The effect of supplementation on the performance of free range local chickens in Tanzania
Livestock Research for Rural Development
Department of Animal Science and Production, Sokoine University of Agriculture, P.O. Box 3004, Morogoro, Tanzania; Open University of Tanzania, P.O.Box 2409, Dar-es-Salaam, Tanzania; Faculty of Veterinary Medicine, Department of Medicine and Health, Sokoine University of Agriculture, Morogoro, Tanzania
A study to evaluate the effect supplementation on growth and egg production in free range chickens was carried out in Morogoro, Tanzania. The effect of location and household surroundings on performance of free range local chickens was also assessed. A total of 144 chickens were used. Birds were selected and sorted based on their body weight and age and then randomly allocated to three feeding regimes. The three feed types were; homemade and commercial supplement and the un-supplemented (those which were left to scavenge only). During the growing period, performance was measured in terms of body weight, shank length and growth rate. Total number of eggs laid, egg weight and shell thickness were recorded during the laying period. Gross margin analysis was done for the laying period.

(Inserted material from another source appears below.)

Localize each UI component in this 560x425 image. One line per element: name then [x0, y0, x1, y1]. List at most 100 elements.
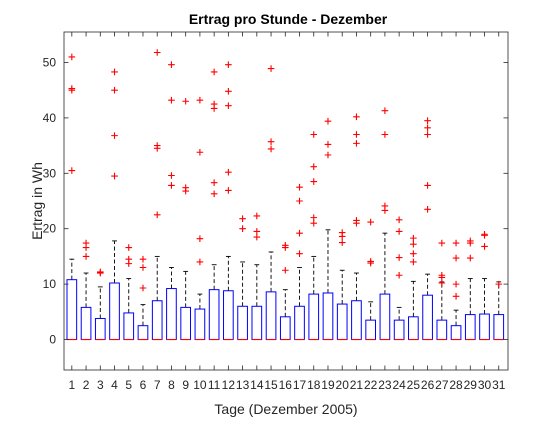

A digestibility trial was carried out to assess the nutritive value of feeds and their utilization by the birds.Total dry matter digestibility differed significantly (P<0.05) between seasons and was 79 and 67% for the dry and wet season feed, respectively. Feed supplementation to free range local chickens led to improved performance in terms of growth rate and body weight. The mean mature body weight for the supplemented and un-supplemented chickens was 1484 g and 1282g, respectively. However no difference was observed between treatments on shank length. Significant (P< 0.05) differences for growth rate were observed between treatments during periods 1-3 and between locations. Performance for birds at the experimental station was lower for most parameters. An increase in egg number and shell thickness with supplementation was noted. The mean egg number for free range local chickens supplemented with homemade feed and commercial was 31.9 and 31.8, respectively whereas it was 20.4 for the un-supplemented free range chickens. The profit margin from eggs was increased by 11.2% and declined by 3.4% in birds under homemade and commercial supplementation, respectively. From these results it was therefore concluded that supplementation led to improved performance in terms of growth, egg production and quality but the profit margin was substantially reduced by feed cost. This means that cheap locally available feed ingredients should be used when supplementing rural chickens.